A specific and individualised exercise program is the other main aspect of treatment. Improvements can occur quickly, particularly if you have caught the problem early. If you have had the condition for a long time, progress may be slower. In either case, it is a good idea to continue an exercise program for at least 3-­6 months. This will allow time to see the full effect of treatment. A slowly progressive loading program can be undertaken for not only the adductor muscles, but to improve strength and control around the whole hip and pelvis and throughout the lower limbs. As the pain reduces and strength improves, more sport-specific or demanding drills are introduced.

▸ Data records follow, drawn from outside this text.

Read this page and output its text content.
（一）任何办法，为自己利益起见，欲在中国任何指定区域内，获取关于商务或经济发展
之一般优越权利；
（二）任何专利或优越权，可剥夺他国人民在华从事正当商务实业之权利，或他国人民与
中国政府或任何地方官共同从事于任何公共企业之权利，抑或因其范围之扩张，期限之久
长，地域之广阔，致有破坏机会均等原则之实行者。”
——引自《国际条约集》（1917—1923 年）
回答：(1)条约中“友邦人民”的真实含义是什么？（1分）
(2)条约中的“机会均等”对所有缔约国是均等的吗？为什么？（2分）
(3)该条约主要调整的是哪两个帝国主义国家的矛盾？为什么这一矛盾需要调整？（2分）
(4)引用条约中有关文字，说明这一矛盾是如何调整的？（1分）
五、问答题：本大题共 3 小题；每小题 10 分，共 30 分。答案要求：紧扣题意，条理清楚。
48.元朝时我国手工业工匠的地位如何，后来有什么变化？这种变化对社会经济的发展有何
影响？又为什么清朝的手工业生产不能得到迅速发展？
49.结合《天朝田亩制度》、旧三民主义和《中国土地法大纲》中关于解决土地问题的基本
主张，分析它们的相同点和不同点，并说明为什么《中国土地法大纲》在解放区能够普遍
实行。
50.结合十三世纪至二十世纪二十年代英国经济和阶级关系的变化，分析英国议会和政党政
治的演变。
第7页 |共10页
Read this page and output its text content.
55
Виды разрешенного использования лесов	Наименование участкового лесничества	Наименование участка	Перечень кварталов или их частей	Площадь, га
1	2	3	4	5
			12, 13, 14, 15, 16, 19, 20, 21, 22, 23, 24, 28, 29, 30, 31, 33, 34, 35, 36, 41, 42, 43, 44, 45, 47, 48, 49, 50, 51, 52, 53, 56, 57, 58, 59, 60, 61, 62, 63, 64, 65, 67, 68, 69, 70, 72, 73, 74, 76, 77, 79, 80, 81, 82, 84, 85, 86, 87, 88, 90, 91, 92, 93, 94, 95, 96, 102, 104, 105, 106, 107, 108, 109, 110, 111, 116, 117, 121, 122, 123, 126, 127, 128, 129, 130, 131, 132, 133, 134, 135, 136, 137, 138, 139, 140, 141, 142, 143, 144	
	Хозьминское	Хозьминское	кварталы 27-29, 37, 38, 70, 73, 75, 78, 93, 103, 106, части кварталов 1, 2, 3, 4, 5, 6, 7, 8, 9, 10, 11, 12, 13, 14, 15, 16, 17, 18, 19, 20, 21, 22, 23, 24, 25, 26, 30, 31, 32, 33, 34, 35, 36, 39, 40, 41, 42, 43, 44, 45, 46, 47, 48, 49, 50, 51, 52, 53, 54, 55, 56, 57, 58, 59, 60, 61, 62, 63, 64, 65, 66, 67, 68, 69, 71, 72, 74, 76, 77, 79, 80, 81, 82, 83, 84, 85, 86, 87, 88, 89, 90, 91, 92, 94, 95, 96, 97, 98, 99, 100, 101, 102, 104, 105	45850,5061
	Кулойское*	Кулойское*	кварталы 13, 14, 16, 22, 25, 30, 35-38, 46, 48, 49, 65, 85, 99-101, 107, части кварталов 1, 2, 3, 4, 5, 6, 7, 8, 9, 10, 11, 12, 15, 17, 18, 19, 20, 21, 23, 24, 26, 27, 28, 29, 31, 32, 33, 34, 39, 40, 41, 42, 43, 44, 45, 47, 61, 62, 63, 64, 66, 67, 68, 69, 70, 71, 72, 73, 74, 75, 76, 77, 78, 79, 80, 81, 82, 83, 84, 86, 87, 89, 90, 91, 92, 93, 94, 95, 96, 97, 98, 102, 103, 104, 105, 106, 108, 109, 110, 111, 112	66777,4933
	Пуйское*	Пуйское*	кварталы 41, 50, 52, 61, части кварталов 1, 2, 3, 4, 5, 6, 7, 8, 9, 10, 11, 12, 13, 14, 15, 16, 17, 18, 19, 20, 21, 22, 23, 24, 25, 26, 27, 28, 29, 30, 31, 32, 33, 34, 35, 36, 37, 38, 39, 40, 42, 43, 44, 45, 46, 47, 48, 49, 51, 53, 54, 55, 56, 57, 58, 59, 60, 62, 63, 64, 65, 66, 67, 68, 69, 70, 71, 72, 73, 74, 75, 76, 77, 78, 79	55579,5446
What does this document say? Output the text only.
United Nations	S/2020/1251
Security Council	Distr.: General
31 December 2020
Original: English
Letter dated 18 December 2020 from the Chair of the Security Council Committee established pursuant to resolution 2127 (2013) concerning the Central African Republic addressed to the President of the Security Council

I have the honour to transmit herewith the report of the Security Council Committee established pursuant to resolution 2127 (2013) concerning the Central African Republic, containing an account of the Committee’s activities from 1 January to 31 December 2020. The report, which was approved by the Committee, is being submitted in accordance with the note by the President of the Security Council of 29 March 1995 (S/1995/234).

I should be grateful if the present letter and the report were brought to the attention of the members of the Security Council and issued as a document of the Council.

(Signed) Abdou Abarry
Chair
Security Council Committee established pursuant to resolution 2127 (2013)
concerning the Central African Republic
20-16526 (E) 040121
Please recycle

An exercise program can have many benefits such as:

  • improving health and co­ordination of the hip and thigh muscles
  • changing certain movement patterns to avoid excessive loads on the groin region
  • improving ability of your muscles to better share physical loads
  • improving tendon health and ability to tolerate physical loads
  • reducing pain
  • improving ability to perform normal daily tasks
  • increasing confidence in your ability to do things
  • returning to activity and sport
  • improving quality of life
strengthen the muscles of the hip and pelvis to improve groin pain

3.  Injections

Cortisone (corticosteroid) injections usually only provide short­ term relief. Cortisone, particularly repeated injections, may also reduce health of non-bony structures such as tendons. So, it is usually best to commit to an education and exercise approach first. Injections are rarely useful in isolation. Results are usually best when combined with load management and exercise.

injection therapy for hip pain or pelvic pain

4.  Surgery

Surgery is a last resort and is usually only considered after 12 months of other treatments.

A recent review found there is only low-quality evidence that surgery is superior to non-surgical treatment (rehabilitation) and a high risk of bias (i.e., potential for the information to be misleading) amongst papers looking at surgery (2). When studies have looked at whether athletes get back to sport more quickly after surgery compared to rehabilitation without surgery, there is little difference in the timeframes. This means that non-surgical rehabilitation should always be the first option for treatment of adductor-related groin pain.

Team of surgeons in operating room at a hospital.